Differentialdiagnose
Wie das abgebildete Chondrosarkom zeigt, ist die Erkennung und Differenzierung intrathorakaler Tumore von der akribischen Diagnostik abhängig. Abszesse, Granulome, Mykosen, Herzwürmer, Oesophagusdivertikel, Hiatushernien und andere Erkrankungen im Thorax müssen differenziert werden.
Therapie
Die chirurgische Entfernung von Lungentumoren ist zunächst die Therapie der ersten Wahl. Sie erfolgt durch eine interkostale Thorakotomie, die einen guten Zugang zu den Bronchien und Hilusgefäßen erlaubt. Für die Entfernung peripherer Massen genügt eine partielle Lobektomie, während bei hilusnahen oder sehr großen Tumoren die Lobektomie vorzuziehen ist. Rechts können bis zu zwei, links drei Lappen ohne Funktionsbeeinträchtigung entfernt werden. Während der Operation werden die regionalen Lymphknoten sorgfältig kontrolliert und im Zweifelsfall entfernt. Metastasierte Tumoren eignen sich jedoch nicht mehr für eine chirurgische Intervention, da so gut wie immer zahlreiche Mikrometastasen belassen werden, die umgehend zu Rezidiven führen.
Die meisten primären wie auch sekundären Lungentumore lassen sich durch Kombinationstherapien mit den Zytostatika Cisplatin, Doxorubicin, Mitoxantron, Cyclophosphamid oder 5-Fluorouracil günstig beeinflussen. Melanome und Haemangiosarkomesindrecht chemotherapieresistent. Bei Entfernung primärer Lungentumore sollte stets eine Chemotherapie angeschlossen werden, da vor allem die radiologisch noch nicht sichtbaren Mikrometastasen gut auf eine Therapie ansprechen.
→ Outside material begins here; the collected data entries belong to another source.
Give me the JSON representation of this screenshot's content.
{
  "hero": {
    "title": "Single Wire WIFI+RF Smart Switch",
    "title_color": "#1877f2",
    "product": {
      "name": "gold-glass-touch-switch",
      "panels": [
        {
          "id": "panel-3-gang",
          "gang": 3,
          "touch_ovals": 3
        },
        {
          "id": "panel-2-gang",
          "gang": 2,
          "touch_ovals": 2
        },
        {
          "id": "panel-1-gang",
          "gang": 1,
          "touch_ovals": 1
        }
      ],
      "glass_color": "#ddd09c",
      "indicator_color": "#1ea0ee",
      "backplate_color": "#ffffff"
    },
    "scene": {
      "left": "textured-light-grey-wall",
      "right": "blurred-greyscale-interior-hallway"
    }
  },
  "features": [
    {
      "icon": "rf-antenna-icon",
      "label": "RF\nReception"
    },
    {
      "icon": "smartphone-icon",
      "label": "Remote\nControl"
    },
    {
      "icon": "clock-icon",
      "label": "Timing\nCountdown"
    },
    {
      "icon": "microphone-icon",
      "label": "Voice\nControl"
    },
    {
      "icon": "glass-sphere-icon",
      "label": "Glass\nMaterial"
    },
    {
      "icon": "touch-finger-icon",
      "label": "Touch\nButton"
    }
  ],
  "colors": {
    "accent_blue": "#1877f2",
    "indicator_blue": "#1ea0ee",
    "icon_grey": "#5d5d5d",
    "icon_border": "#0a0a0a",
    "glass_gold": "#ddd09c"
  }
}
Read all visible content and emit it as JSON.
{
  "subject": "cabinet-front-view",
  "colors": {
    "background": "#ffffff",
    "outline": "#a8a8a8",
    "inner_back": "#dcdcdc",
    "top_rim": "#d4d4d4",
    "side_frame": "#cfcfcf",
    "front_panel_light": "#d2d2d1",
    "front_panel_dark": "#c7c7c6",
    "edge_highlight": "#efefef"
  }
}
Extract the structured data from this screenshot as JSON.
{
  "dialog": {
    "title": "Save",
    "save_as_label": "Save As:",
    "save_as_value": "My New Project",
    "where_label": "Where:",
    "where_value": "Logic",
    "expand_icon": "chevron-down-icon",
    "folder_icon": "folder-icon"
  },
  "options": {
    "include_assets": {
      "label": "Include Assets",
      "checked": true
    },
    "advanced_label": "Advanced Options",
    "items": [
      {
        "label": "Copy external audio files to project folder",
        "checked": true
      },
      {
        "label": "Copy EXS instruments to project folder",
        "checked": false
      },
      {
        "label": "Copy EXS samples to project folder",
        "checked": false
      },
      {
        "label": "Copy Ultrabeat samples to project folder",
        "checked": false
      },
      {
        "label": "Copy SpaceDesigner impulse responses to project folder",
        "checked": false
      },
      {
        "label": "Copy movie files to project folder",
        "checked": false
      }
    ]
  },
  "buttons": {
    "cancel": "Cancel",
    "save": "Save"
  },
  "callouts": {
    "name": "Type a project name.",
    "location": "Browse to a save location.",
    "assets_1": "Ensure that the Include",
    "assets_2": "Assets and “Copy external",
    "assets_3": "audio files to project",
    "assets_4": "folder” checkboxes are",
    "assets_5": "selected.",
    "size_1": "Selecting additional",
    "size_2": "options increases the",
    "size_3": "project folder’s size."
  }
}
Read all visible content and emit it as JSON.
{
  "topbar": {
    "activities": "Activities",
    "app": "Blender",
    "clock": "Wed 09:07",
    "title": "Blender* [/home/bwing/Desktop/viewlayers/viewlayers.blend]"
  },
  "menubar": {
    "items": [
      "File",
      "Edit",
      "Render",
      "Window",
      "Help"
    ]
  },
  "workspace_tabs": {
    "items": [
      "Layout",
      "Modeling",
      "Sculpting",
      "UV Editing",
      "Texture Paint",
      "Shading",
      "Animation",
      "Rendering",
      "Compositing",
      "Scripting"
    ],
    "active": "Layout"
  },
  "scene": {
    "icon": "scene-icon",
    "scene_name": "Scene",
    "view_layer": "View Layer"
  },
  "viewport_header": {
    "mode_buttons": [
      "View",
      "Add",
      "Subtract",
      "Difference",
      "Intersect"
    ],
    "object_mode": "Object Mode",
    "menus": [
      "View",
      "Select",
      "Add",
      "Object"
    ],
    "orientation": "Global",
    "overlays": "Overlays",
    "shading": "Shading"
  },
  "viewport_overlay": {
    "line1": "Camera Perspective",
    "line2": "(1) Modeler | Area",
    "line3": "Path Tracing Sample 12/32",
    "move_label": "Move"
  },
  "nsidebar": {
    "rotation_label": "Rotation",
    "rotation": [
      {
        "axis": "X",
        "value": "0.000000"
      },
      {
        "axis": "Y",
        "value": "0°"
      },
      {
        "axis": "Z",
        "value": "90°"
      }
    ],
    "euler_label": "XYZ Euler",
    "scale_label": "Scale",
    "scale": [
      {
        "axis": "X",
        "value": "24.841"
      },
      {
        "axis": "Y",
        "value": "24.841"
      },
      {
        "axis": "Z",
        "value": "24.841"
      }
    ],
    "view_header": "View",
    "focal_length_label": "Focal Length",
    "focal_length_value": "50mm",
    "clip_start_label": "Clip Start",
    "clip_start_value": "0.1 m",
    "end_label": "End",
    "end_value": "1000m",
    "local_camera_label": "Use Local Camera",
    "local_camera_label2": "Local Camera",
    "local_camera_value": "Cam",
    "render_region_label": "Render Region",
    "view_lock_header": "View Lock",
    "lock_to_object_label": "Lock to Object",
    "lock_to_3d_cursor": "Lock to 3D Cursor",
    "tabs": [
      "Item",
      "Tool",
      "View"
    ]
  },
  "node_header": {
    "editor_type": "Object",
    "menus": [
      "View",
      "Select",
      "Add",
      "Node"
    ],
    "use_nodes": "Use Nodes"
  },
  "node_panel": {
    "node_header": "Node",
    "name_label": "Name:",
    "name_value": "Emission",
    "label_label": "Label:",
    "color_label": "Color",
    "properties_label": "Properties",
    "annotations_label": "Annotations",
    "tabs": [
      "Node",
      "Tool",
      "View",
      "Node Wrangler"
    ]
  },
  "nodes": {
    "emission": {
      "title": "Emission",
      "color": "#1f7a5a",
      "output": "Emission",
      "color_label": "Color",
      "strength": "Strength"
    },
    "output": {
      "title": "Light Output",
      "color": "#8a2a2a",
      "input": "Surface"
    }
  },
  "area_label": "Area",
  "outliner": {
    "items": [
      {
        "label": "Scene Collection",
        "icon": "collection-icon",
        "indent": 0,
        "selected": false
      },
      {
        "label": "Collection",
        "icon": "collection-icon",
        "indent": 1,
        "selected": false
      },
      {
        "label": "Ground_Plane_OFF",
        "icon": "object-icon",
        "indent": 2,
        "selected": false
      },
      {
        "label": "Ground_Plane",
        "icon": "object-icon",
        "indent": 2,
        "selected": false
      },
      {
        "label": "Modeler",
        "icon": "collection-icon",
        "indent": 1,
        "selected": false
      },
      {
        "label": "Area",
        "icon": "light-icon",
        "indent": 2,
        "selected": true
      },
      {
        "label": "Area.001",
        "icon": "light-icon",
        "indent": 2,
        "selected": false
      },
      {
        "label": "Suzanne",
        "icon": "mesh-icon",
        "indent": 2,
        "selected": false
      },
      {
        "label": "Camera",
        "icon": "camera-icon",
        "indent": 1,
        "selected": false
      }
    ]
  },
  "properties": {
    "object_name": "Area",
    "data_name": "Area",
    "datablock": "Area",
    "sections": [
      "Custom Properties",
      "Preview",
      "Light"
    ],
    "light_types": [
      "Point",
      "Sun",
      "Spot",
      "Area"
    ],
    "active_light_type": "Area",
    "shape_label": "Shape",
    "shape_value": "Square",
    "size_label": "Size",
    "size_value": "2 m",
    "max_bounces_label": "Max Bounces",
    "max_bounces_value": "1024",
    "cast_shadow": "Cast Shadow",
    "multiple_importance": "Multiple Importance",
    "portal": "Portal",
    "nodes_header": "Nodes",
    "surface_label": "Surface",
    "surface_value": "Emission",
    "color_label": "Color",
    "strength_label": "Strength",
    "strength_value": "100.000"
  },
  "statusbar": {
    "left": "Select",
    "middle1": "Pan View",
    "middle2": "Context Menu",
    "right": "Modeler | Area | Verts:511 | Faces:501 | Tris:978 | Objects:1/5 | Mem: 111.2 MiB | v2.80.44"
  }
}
Wird ein Osteosarkom in entfernten Körperregionen operiert, sollte stets eine Chemotherapie vorgenommen werden, da zum Zeitpunkt der Operation meistens bereits Mikrometastasen in der Lunge vorliegen.
Prognose
Für die Beurteilung der Prognose ist neben dem Staging die Zellqualität von großer Bedeutung. Bei Tumoren von mehr als 5 cm Durchmesser, erheblichen klinischen Beschwerden, Ausbildung eines paraneoplastischen Syndroms oder Stadien von höher als T1N1M0 ist die Prognose vorsichtiger zu stellen.
Adenokarzinome der Lunge haben eine bessere Prognose als Plattenepithelkarzinome oder anaplastische Karzinome. Für die ersten beiden muss die zytostatische Therapie auch weniger aggressiv geführt werden. Hunde und Katzen mit histologisch gut differenzierten Tumoren haben deutlich längere Überlebenszeiten und beschwerdefreie Intervalle als solche mit mäßig differenzierten Tumoren oder mit Tumoren mit vielen Teilungsfiguren. Auch Hunde mit Mammatumormetastasen können lange Überlebenszeiten haben, wenn die Lungentumoren noch klein sind.